– Но, государь, ты жаловал Алексея Адашева и титулами, и землей, вознес Сильвестра, сделал этих людей своими первыми советниками и помощниками.
– Я, Дмитрий! Но и они принесли немало пользы. Вспомни преобразования, которыми руководил Алексей, благотворное влияние Сильвестра на удельных вельмож, враждующих между собой. Вот только, как это нередко бывает, со временем и Сильвестр, и Адашев возомнили себя незаменимыми. Они решили, что могут влиять на меня, заставить принять любые решения. Сильвестр и Адашев пользовались приязнью царицы Анастасии. Она отвернулась от них, когда эти, казалось бы, самые верные люди, по сути предали меня.
– Ты насчет присяги Дмитрию?
– Да!
– Но и Адашев и Сильвестр приняли ее в числе первых.
– По холодному расчету, Дмитрий. Приняв присягу, они готовили себе места и при Владимире Старицком. Но об этом уже много сказано. Не желаю вспоминать. Итак, Сильвестр до моей болезни часто беседовал с Анастасией. Вот тогда он мог подсунуть ей отраву, которая начала медленно изводить ее. Но тогда Сильвестру это было не нужно. Да и Ефросинье тоже. Господи, помоги мне понять неведомое, спаси и сохрани мою жену.
– Не отчаивайся так, государь, вспомни, сколько испытаний посылал тебе Господь. Ты выдержал их достойно, с честью.
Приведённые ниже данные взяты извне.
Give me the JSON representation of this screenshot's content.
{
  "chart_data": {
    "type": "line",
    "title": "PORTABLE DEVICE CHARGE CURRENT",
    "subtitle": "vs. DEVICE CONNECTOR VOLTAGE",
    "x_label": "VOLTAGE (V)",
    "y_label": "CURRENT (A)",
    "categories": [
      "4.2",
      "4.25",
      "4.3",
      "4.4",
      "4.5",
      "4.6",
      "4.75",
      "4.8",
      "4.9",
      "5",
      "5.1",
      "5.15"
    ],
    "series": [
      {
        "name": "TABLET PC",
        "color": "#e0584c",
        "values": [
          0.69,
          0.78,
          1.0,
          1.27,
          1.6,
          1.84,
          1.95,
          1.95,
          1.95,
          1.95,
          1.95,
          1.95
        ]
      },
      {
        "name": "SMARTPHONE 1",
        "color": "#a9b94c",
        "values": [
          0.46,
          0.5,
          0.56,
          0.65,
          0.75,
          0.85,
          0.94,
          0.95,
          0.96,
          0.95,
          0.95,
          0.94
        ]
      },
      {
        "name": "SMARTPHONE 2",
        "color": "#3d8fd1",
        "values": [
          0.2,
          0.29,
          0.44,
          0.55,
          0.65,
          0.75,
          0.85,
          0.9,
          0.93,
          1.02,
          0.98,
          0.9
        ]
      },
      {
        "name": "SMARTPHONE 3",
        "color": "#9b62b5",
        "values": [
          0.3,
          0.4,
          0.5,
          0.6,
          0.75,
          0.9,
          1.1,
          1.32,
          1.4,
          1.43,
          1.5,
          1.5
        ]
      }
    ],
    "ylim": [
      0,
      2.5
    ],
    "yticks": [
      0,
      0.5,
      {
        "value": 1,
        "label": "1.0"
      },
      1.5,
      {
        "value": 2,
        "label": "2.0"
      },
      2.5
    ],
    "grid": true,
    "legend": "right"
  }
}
Так же будет и на этот раз.
В палату неожиданно без стука вошел протопоп Сильвестр.
– До меня дошла весть, что Анастасия слегла…
Иван повысил голос:
– Ты, поп, к себе домой пришел или в царские палаты? Может, для тебя все едино? Что лавка в доме, что трон во дворце?
– Не то ты говоришь, царь. Ты бы лучше подумал, за что Господь накладывает на тебя такие наказания. – Сильвестр трижды перекрестился на икону. – Но это я тебе и сам скажу. Советников, заботящихся только о твоем могуществе, ты гонишь от себя как псов. По совету Захарьиных-Юрьевых набрал каких-то темных людишек, они для тебя теперь советчики. От верных людей отворачиваешься. За это Бог и наказывает тебя болезнью жены.
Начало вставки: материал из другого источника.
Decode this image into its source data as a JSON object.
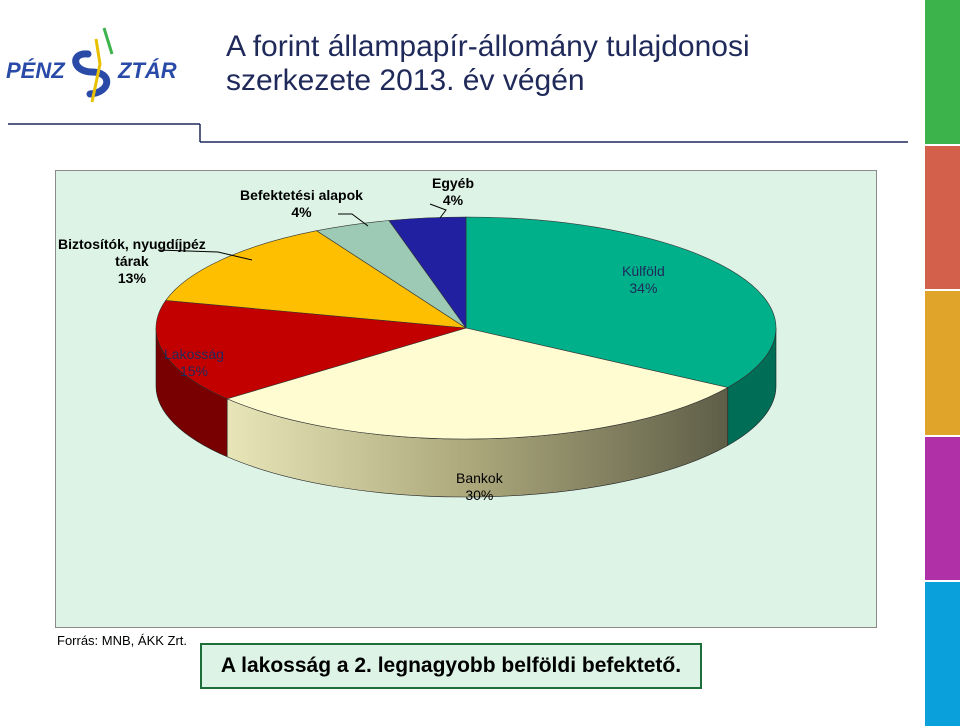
{
  "title": {
    "line1": "A forint állampapír-állomány tulajdonosi",
    "line2": "szerkezete 2013. év végén"
  },
  "logo": {
    "text": "PÉNZ SZTÁR",
    "icon": "penzsztar-logo"
  },
  "colors": {
    "title": "#1f2a5a",
    "chart_background": "#dcf3e6",
    "side_bars": [
      "#3cb44b",
      "#d2604a",
      "#e0a42a",
      "#b030a8",
      "#0aa0dc"
    ]
  },
  "chart_data": {
    "type": "pie",
    "title": "",
    "slices": [
      {
        "name": "Külföld",
        "value": 34,
        "label": "34%",
        "color": "#00b08a"
      },
      {
        "name": "Bankok",
        "value": 30,
        "label": "30%",
        "color": "#fefcd0"
      },
      {
        "name": "Lakosság",
        "value": 15,
        "label": "15%",
        "color": "#c30000"
      },
      {
        "name": "Biztosítók, nyugdíjpéztárak",
        "label_line1": "Biztosítók, nyugdíjpéz",
        "label_line2": "tárak",
        "value": 13,
        "label": "13%",
        "color": "#fdbf00"
      },
      {
        "name": "Befektetési alapok",
        "value": 4,
        "label": "4%",
        "color": "#9ccab4"
      },
      {
        "name": "Egyéb",
        "value": 4,
        "label": "4%",
        "color": "#2020a0"
      }
    ],
    "legend": "none",
    "style": "3d-exploded-none"
  },
  "source": "Forrás: MNB, ÁKK Zrt.",
  "callout": "A lakosság a 2. legnagyobb belföldi befektető."
}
– Что? – вскричал Иван. – Да как ты смеешь, поп, разговаривать со мной в таком тоне? Вконец обнаглел?
– Вот! – протянул Сильвестр. – Взыграла гордыня. Я всегда правду в глаза говорил. Или забыл нашу первую встречу? Тогда ты слушал меня, теперь и на порог не пускаешь. Насплетничали тебе людишки Скуратова, а ты и поверил. Им, кого и знать-то не знаешь, а мне – нет. Тогда скажи, зачем я тебе?
Иван поднялся.
– И то правда, зачем? Завтра с утра тебе и Алексею Адашеву быть здесь! А сейчас видеть тебя не хочу. Пошел вон!
Сильвестр побагровел и вышел из палаты.
Иван посмотрел на Ургина.
– Видал, Дмитрий? Это же насколько надобно уверовать в собственную значимость, чтобы ко мне в палаты как в лавку торговую являться, да еще и поучать, что я должен делать.
Ургин вздохнул.
– И видел, государь, и слышал. Не пойму только, что это на Сильвестра нашло?
– Теперь это не важно.
– Прости, Иван Васильевич, могу я знать, почему ты на завтра священнику и окольничему встречу назначил?
– Знаешь, что мне говорил Вассиан Топорков? Не слушай бояр, власть в своих руках держи, только тогда на троне крепко сидеть будешь. Еще он советовал никого, кто умнее меня, и близко не подпускать. Но тут я с ним не согласен. Мне, напротив, умные люди надобны. Льстецов да дураков хватает, а таких мало. Честных, не тщеславных и того меньше, по пальцам пересчитать можно.